It took us 9 months to find our Knoxville house. We knew the kind of house we wanted. Something kinda old, but kinda turnkey. We wanted to be north or south of the city, rather than follow the strip mall development westward. We’d look furiously for a while, then give up, then start over again. We were blessed with an extraordinarily patient real estate agent, thank goodness.
Then we found it. I’d fallen in love with a neighborhood we’d stumbled across, but alas the house we found there was under contract. But something about that neighborhood kept calling me back, and I continued to drive through at least once a week, just to see what was up. And then I saw it, a little house for sale just around the block from the first one we’d found. And although it had taken us nine months to find this house, it took only one visit for us to be sure that this was it. We made an offer that night, and it was accepted.
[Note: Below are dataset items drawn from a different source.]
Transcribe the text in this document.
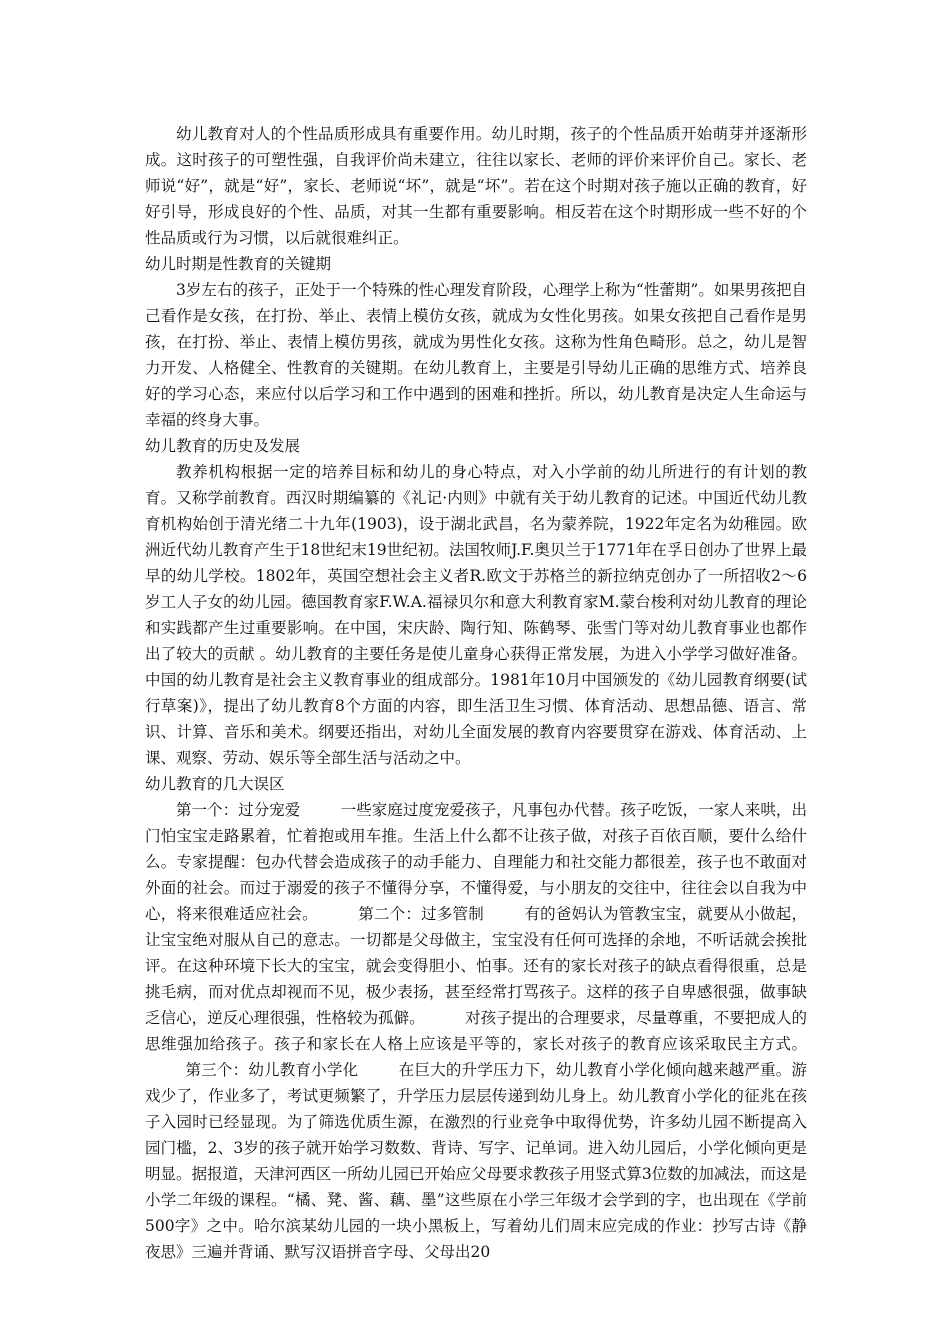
幼儿教育对人的个性品质形成具有重要作用。幼儿时期，孩子的个性品质开始萌芽并逐渐形成。这时孩子的可塑性强，自我评价尚未建立，往往以家长、老师的评价来评价自己。家长、老师说“好”，就是“好”，家长、老师说“坏”，就是“坏”。若在这个时期对孩子施以正确的教育，好好引导，形成良好的个性、品质，对其一生都有重要影响。相反若在这个时期形成一些不好的个性品质或行为习惯，以后就很难纠正。

幼儿时期是性教育的关键期

3岁左右的孩子，正处于一个特殊的性心理发育阶段，心理学上称为“性蕾期”。如果男孩把自己看作是女孩，在打扮、举止、表情上模仿女孩，就成为女性化男孩。如果女孩把自己看作是男孩，在打扮、举止、表情上模仿男孩，就成为男性化女孩。这称为性角色畸形。总之，幼儿是智力开发、人格健全、性教育的关键期。在幼儿教育上，主要是引导幼儿正确的思维方式、培养良好的学习心态，来应付以后学习和工作中遇到的困难和挫折。所以，幼儿教育是决定人生命运与幸福的终身大事。

幼儿教育的历史及发展

教养机构根据一定的培养目标和幼儿的身心特点，对入小学前的幼儿所进行的有计划的教育。又称学前教育。西汉时期编纂的《礼记·内则》中就有关于幼儿教育的记述。中国近代幼儿教育机构始创于清光绪二十九年(1903)，设于湖北武昌，名为蒙养院，1922年定名为幼稚园。欧洲近代幼儿教育产生于18世纪末19世纪初。法国牧师J.F.奥贝兰于1771年在孚日创办了世界上最早的幼儿学校。1802年，英国空想社会主义者R.欧文于苏格兰的新拉纳克创办了一所招收2～6岁工人子女的幼儿园。德国教育家F.W.A.福禄贝尔和意大利教育家M.蒙台梭利对幼儿教育的理论和实践都产生过重要影响。在中国，宋庆龄、陶行知、陈鹤琴、张雪门等对幼儿教育事业也都作出了较大的贡献 。幼儿教育的主要任务是使儿童身心获得正常发展，为进入小学学习做好准备。中国的幼儿教育是社会主义教育事业的组成部分。1981年10月中国颁发的《幼儿园教育纲要(试行草案)》，提出了幼儿教育8个方面的内容，即生活卫生习惯、体育活动、思想品德、语言、常识、计算、音乐和美术。纲要还指出，对幼儿全面发展的教育内容要贯穿在游戏、体育活动、上课、观察、劳动、娱乐等全部生活与活动之中。

幼儿教育的几大误区

第一个：过分宠爱	一些家庭过度宠爱孩子，凡事包办代替。孩子吃饭，一家人来哄，出门怕宝宝走路累着，忙着抱或用车推。生活上什么都不让孩子做，对孩子百依百顺，要什么给什么。专家提醒：包办代替会造成孩子的动手能力、自理能力和社交能力都很差，孩子也不敢面对外面的社会。而过于溺爱的孩子不懂得分享，不懂得爱，与小朋友的交往中，往往会以自我为中心，将来很难适应社会。	第二个：过多管制	有的爸妈认为管教宝宝，就要从小做起，让宝宝绝对服从自己的意志。一切都是父母做主，宝宝没有任何可选择的余地，不听话就会挨批评。在这种环境下长大的宝宝，就会变得胆小、怕事。还有的家长对孩子的缺点看得很重，总是挑毛病，而对优点却视而不见，极少表扬，甚至经常打骂孩子。这样的孩子自卑感很强，做事缺乏信心，逆反心理很强，性格较为孤僻。	对孩子提出的合理要求，尽量尊重，不要把成人的思维强加给孩子。孩子和家长在人格上应该是平等的，家长对孩子的教育应该采取民主方式。第三个：幼儿教育小学化	在巨大的升学压力下，幼儿教育小学化倾向越来越严重。游戏少了，作业多了，考试更频繁了，升学压力层层传递到幼儿身上。幼儿教育小学化的征兆在孩子入园时已经显现。为了筛选优质生源，在激烈的行业竞争中取得优势，许多幼儿园不断提高入园门槛，2、3岁的孩子就开始学习数数、背诗、写字、记单词。进入幼儿园后，小学化倾向更是明显。据报道，天津河西区一所幼儿园已开始应父母要求教孩子用竖式算3位数的加减法，而这是小学二年级的课程。“橘、凳、酱、藕、墨”这些原在小学三年级才会学到的字，也出现在《学前500字》之中。哈尔滨某幼儿园的一块小黑板上，写着幼儿们周末应完成的作业：抄写古诗《静夜思》三遍并背诵、默写汉语拼音字母、父母出20
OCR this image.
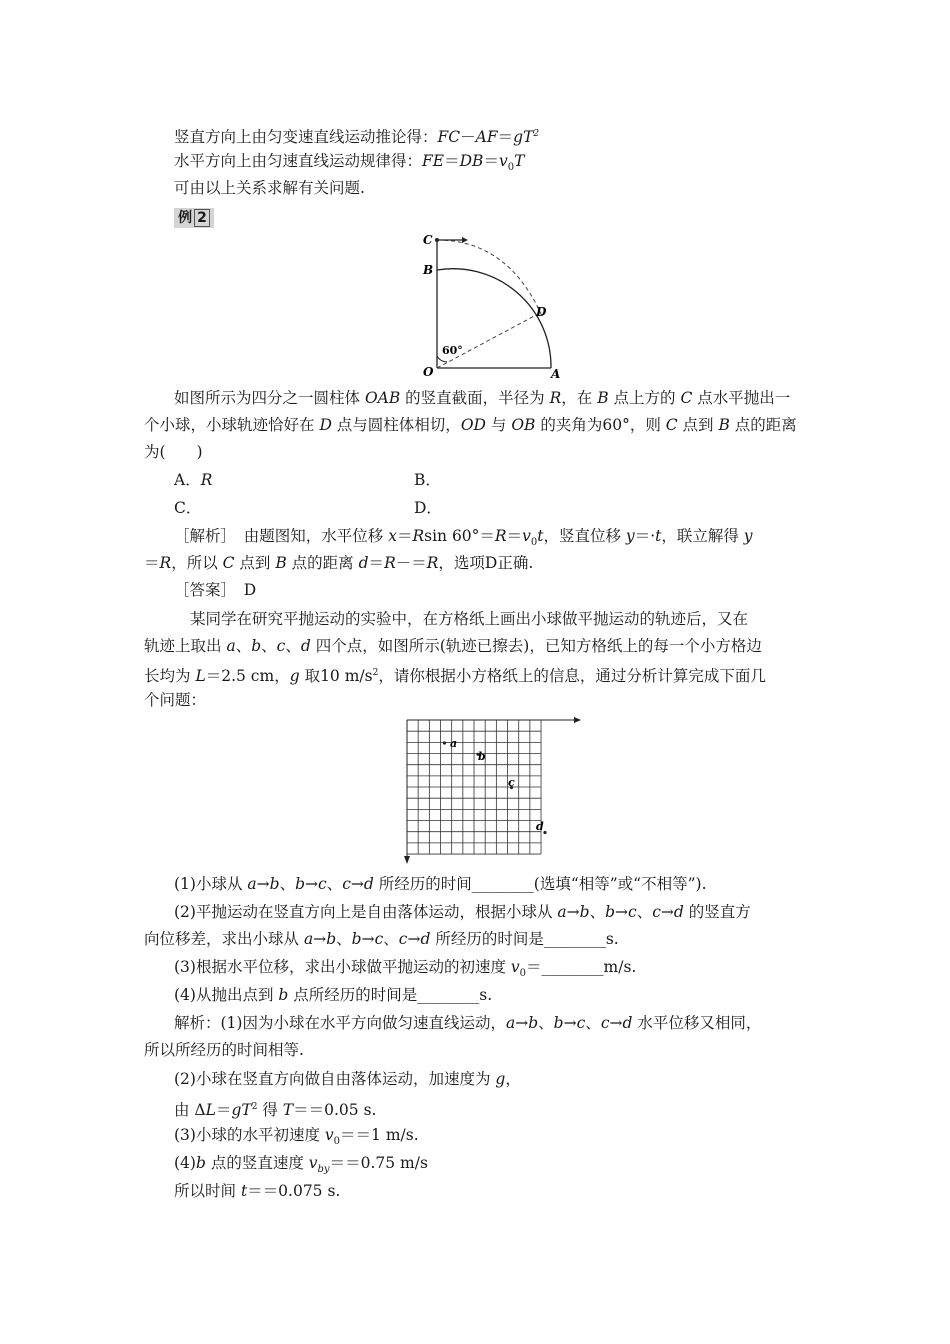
竖直方向上由匀变速直线运动推论得：$FC-AF=gT^2$
水平方向上由匀速直线运动规律得：$FE=DB=v_0T$
可由以上关系求解有关问题.
例 2
C
B
D
O	A
60°
如图所示为四分之一圆柱体 OAB 的竖直截面，半径为 R，在 B 点上方的 C 点水平抛出一
个小球，小球轨迹恰好在 D 点与圆柱体相切，OD 与 OB 的夹角为60°，则 C 点到 B 点的距离
为(　　)
A．R	B．
C．	D．
［解析］　由题图知，水平位移 x＝Rsin $60^\circ=R=v_0t$，竖直位移 y＝·t，联立解得 y
＝R，所以 C 点到 B 点的距离 d＝R－＝R，选项D正确.
［答案］　D
某同学在研究平抛运动的实验中，在方格纸上画出小球做平抛运动的轨迹后，又在
轨迹上取出 a、b、c、d 四个点，如图所示(轨迹已擦去)，已知方格纸上的每一个小方格边
长均为 L＝2.5 cm，g 取10 $m/s^2$，请你根据小方格纸上的信息，通过分析计算完成下面几
个问题：
a
b
c
d
(1)小球从 a→b、b→c、c→d 所经历的时间________(选填“相等”或“不相等”).
(2)平抛运动在竖直方向上是自由落体运动，根据小球从 a→b、b→c、c→d 的竖直方
向位移差，求出小球从 a→b、b→c、c→d 所经历的时间是________s.
(3)根据水平位移，求出小球做平抛运动的初速度 $v_0=\_\_\_\_\_\_\_\_m/s$.
(4)从抛出点到 b 点所经历的时间是________s.
解析：(1)因为小球在水平方向做匀速直线运动，a→b、b→c、c→d 水平位移又相同，
所以所经历的时间相等.
(2)小球在竖直方向做自由落体运动，加速度为 g，
由 $\Delta L=gT^2$ 得 T＝＝0.05 s.
(3)小球的水平初速度 $v_0==1$ m/s.
(4)b 点的竖直速度 $v_{by}==0.75$ m/s
所以时间 t＝＝0.075 s.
Both Man and I were very ginger with this house. It was ours, of course, or at least we had the right to pay a mortgage on it. But we were always afraid that we’d break it, crap it up with all our stuff. It took us nearly a year to hang anything on the walls. We never made any drastic changes to this house. Although I thought about things from time to time, I loved that little house exactly the way it was.
There were many many good reasons for us to ultimately leave Knoxville. The house, however, was one of the most difficult parts to leave. If it had been feasible to move it with us to Blacksburg, I would have (although I don’t think our lovely neighbors would have come, too, alas). But it was time to leave. Three people and a dog were pretty cramped in that house. It was time to be good stewards and turn it over to the next owner.
We had a day to find our Blacksburg house. I realize how fortunate we are to be able to live in a house, but still, we spent that day looking at a lot of crap. At the end of the day, we picked the least crappy house (not really crappy, but perhaps “unloved for several years” is a better description) . It is walking distance to campus, has hardwood floors, and while it needs a lot of work, has good strong bones. It was the best choice available to us at the time, but I think it ended up being the best choice for us.
Luckily we sold our Knoxville house before our first mortgage payment was due in Blacksburg, and the extra cash flow allowed us to update the kitchen and move forward with other repairs. And while our house has quirks and charm (charming quirks?) it didn’t have the same character of our Knoxville house, the story that we could hold on to.
Until a few weeks ago. Mega and I were walking the dog and he noticed an antique car at a neighbor’s house (boys have some kind of sonar for wheels, I swear). An elderly man noticed Sam, and ran over to the car to honk the horn. So, we stopped by to make small talk. He asked were we lived, and I told him.
“Did you buy your house from so-and-so?” he asked. I said yes.
“I built that house,” he said.
Now, you don’t meet the man who built your house everyday, especially when your house is more than 50 years old. I didn’t get much story, what with Mega and Muttley biting at my ankles, I didn’t have time to ask many questions. What I do know is that he moved the house from a cross street closer to the university, and then modified and expanded it. Wow.
He called it the Orchard House. Was it on an orchard? I have no idea–the street he moved it from has a lot of commercial development now, so it would be hard to know. But I love the name, the Orchard House. And now that I know a little bit more about it, I am coming to love this house.